No. But it's a very traditional looking alien. What is fascinating about John Carter, is it's from the Victorian's point of view. That's the point, you know, that this man, this Edgar Rice Burroughs, he was a typewriter salesman, I believe, went home in the evenings and wrote these flights of fantasy in his imagination, you know, intergalactic romance. And what you'll see is that the Martians don't have laser guns and they don't have sci-fi space suits. They're in breastplates and they've got swords, much like, I imagine, a Victorian would imagine Mars to be. Sort of Roman, if you will. And that's what's going to be fascinating about that. And that's why Matai Shang is essentially a traditional-looking alien. He's sort of pale and wears a robe, but I love him, he's like old school.
Do you find that kind of anachronistic universe to be one easier to get into than something like Green Lantern where it's more futuristic?

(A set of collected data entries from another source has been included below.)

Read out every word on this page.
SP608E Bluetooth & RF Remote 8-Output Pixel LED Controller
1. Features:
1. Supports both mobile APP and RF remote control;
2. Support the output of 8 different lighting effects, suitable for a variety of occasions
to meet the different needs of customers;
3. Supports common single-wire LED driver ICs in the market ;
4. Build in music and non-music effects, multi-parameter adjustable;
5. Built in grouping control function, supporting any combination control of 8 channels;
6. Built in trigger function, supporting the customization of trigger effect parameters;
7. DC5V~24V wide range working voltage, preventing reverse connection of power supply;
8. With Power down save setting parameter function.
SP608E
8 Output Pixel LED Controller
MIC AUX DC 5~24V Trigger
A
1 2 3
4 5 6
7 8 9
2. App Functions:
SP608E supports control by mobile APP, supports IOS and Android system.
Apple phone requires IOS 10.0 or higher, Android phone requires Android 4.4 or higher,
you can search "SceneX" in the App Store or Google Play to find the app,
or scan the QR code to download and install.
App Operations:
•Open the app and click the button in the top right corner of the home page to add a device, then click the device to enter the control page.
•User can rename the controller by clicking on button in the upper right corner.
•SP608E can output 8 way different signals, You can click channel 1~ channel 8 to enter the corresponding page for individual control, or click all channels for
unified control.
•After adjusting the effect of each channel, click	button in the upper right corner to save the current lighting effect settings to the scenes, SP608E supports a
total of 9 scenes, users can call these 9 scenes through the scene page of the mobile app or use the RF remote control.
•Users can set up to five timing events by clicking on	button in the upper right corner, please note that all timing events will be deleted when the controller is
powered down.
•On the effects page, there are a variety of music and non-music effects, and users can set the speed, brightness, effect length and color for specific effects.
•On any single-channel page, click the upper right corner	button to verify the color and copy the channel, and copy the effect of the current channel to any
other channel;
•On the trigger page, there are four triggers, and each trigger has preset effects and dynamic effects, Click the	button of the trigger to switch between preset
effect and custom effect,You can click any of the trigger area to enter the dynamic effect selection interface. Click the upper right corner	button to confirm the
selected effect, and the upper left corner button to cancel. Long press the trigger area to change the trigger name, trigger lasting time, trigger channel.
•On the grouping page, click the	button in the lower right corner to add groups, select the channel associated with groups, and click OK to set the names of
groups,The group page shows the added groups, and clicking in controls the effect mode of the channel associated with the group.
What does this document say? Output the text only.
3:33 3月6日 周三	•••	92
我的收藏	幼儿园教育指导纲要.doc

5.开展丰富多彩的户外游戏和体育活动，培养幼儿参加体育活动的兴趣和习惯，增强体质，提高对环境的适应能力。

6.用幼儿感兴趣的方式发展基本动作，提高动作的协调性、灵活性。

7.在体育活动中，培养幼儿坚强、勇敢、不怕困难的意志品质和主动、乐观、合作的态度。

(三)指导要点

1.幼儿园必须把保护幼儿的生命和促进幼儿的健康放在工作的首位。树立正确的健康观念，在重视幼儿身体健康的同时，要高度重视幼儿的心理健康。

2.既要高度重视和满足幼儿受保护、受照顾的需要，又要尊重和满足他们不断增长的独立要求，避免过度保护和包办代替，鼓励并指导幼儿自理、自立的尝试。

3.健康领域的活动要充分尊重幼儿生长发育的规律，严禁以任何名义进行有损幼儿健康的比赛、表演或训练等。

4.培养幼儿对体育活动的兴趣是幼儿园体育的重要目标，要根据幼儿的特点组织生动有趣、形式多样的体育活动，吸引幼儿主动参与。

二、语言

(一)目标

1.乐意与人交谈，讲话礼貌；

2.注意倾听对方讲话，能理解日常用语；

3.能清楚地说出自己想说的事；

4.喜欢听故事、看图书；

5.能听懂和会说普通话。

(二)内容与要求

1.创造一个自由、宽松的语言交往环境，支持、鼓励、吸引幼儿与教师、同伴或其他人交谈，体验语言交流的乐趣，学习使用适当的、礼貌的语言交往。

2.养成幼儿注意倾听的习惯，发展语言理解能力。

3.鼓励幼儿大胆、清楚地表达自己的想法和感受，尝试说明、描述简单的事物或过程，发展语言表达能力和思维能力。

Well, it was slightly because there was some physical set around. We're on a ship, a spaceship at one point. And half of it had been built. So you were able at least to root yourself in some kind of physicality. On Green Lantern it was literally a room with blue walls, a blue floor, cameras, cables, that was it.

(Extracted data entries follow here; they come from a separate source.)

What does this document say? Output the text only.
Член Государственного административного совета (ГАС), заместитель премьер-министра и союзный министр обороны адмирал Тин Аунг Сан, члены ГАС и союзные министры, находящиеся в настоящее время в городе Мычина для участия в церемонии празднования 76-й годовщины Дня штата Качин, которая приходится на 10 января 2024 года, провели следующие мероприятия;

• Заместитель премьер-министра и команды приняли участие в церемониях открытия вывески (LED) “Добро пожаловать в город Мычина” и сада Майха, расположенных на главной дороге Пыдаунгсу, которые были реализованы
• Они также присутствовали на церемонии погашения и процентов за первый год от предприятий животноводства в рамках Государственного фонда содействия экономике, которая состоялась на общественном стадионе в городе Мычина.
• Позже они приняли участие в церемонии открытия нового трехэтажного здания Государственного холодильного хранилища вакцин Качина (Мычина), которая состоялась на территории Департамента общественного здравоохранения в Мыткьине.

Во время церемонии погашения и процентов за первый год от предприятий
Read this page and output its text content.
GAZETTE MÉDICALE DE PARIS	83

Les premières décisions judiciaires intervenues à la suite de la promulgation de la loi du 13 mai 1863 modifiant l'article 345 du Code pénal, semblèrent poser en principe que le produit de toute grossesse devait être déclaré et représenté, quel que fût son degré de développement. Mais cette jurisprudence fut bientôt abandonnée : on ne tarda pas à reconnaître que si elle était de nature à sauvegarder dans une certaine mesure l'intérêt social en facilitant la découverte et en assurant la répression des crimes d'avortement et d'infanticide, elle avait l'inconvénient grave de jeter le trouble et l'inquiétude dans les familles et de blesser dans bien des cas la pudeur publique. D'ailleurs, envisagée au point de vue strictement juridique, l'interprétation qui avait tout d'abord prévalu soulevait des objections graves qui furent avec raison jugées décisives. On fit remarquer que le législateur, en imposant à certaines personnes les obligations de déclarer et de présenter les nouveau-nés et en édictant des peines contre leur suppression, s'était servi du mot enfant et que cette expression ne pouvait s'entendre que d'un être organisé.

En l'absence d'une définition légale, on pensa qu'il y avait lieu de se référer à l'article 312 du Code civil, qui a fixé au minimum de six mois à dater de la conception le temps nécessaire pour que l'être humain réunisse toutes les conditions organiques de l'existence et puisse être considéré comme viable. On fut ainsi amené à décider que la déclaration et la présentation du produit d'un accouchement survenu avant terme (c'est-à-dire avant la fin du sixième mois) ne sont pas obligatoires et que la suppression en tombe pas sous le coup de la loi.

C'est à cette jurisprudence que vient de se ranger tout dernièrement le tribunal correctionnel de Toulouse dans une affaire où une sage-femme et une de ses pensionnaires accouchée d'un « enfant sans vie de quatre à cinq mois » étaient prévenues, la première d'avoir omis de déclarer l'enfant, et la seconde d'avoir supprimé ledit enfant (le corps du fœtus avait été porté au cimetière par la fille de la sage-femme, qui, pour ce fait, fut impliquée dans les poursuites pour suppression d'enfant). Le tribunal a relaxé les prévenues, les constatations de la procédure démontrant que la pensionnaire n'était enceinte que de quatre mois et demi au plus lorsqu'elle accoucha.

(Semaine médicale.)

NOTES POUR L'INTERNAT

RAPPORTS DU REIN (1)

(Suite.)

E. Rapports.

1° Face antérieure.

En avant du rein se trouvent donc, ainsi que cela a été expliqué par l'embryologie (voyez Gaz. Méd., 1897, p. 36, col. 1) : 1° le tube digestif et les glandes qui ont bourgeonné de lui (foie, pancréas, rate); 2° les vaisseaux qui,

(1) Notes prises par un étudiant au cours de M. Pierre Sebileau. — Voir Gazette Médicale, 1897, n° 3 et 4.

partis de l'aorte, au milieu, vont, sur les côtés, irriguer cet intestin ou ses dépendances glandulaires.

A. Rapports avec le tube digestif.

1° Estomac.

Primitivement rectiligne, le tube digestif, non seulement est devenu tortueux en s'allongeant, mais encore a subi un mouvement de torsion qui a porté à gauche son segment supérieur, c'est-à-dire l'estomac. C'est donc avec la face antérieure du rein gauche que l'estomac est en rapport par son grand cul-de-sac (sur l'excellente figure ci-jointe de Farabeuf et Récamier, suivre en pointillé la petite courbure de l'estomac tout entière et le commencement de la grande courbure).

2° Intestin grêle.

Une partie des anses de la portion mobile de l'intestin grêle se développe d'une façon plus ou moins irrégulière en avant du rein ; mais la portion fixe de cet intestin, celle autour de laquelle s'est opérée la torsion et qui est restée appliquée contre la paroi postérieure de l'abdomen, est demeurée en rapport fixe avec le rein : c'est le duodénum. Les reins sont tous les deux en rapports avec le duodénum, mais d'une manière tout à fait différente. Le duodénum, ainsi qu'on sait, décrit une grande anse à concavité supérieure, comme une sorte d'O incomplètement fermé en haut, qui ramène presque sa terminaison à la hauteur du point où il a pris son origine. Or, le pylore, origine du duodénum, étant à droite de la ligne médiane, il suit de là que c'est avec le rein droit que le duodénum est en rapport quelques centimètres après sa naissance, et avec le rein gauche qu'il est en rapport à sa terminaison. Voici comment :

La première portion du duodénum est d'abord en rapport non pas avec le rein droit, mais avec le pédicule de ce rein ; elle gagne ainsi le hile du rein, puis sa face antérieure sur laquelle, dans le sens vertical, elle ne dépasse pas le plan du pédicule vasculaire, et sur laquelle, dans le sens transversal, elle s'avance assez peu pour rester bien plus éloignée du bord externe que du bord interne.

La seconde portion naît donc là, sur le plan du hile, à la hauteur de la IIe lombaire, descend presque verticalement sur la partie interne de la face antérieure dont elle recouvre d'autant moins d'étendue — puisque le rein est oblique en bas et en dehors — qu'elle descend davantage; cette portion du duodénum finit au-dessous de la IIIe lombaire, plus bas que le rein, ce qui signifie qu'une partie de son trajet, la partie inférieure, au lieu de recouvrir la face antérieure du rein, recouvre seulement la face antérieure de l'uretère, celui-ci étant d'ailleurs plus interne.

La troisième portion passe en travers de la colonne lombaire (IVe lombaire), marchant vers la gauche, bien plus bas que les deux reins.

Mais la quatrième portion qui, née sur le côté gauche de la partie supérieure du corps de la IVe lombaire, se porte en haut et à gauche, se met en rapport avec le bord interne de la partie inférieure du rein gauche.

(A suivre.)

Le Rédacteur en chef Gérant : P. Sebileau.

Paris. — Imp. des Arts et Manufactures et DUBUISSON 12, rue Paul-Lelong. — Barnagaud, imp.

That's where we illuminate. Yeah. I hope it does all right this film. What do you think? Do you think it's going to be all right? I thought it was fun. It was a fun blockbuster. It played younger than I thought I was going to play to. And subsequently, I actually thought that's rather a clever idea because Christopher Nolan is taking care of you know, the gothic, dark element to superheroes. Matthew [Vaughn] is taking care now of the slightly post-modern look at superheroes. We can all wear polo necks and be in the '60s, and do that. But what there isn't is an absolute straightforward family epic blockbuster, which is what this is. That you can take a kid from the age of eight, upwards to...the guys that might be disappointed, I suppose, are the early 20s guys who are wanting something a little bit darker.
Yeah, my worry is that it falls between two stalls. And that people aren't, "Fucking hell, it's amazing." Or, "Oh my god, that's a fail." The worst thing is a, "Well it was all right." I mean, especially after all that effort. I hope that's the one reaction it doesn't elicit. But then you know what's it's like these days. The reviewers and the critics and their opinion and the box office figures don't necessarily always meet.
Is it hard for you to find different kinds of roles after having successfully played so many villains? Do you desperately yearn to be in a romantic comedy?
No. I enjoy playing the villains. To tell you the truth, it goes in cycles. You know, I've been doing this for over 25 years, and I have to say, I've been in comedies, I've played romantic leads, the only thing I probably haven't... well no, I've done musicals. I've done pretty much everything. It tends to go in cycles. And at the moment, I'm going through this dark villain cycle. But you know, the characters coming up in the Jean-Jacques Annaud movie and in Tinker, Tailor, they're not like that. And the two that I'm about to shoot, one is kind of an anti-hero. But you know, you just have to go with it and I'm really enjoying playing those parts, I have to say. But slowly I'll you know, in the way that I try to juxtapose a very small movie with a very big movie, I'll try and find a part that is completely different to what I just done before, you know. So if I get, I don't know, a drag queen or something, I'd go for it like a shot. Just you know, my instincts would be very excited about that, something that's different as that.